Specifically, this module was designed to address the challenge with student understanding of the nanoscale. Students were presented with a current problem set in the context of nano-amended cement composites for below-ground nuclear waste storage at a local site, where leaching is of concern. The driving question, for which students were asked to estimate a solution, was “What is the amount, using wt% as units, of multiwalled carbon nanotubes needed to attain at least a 20% increase in compressive strength in Type I ordinary Portland cement mortar?” This question was presented in a decision worksheet that was completed as individuals and in teams before and after strengthening their understanding of fundamental concepts through active learning exercises.

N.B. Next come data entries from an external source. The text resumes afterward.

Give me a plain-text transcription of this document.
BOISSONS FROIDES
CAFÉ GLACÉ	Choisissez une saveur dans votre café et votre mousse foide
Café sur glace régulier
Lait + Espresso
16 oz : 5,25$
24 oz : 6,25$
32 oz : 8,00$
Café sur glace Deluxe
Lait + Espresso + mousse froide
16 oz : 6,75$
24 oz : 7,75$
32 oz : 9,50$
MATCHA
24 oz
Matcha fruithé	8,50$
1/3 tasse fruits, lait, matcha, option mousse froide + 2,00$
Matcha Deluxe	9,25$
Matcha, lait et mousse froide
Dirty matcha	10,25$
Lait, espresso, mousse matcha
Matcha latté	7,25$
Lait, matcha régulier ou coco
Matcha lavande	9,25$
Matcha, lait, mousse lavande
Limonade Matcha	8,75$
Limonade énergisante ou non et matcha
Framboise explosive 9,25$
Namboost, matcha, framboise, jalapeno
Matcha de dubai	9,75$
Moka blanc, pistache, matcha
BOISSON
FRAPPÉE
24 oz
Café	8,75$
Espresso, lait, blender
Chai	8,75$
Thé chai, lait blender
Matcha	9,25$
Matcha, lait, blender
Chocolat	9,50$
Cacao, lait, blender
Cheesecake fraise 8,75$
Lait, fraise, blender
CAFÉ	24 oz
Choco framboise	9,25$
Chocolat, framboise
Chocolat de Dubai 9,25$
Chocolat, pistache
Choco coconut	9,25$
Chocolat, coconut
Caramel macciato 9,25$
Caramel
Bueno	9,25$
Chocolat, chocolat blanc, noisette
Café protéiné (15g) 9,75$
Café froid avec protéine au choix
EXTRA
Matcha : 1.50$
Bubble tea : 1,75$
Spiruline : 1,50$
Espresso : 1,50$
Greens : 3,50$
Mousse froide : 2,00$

This paper reports on the salient results of this two-year experience. It discusses and demonstrates how student illustrations and written evidence from decision worksheets and active learning exercises were used for a qualitative assessment of: (a) recognition of relevant concrete properties (prior knowledge); (b) student learning of fundamental nanomaterial properties (new knowledge); (c) an understanding of the nanoscale in the given problem context; and (d) how students in teams influence each other’s learning processes in a collaborative PBL environment.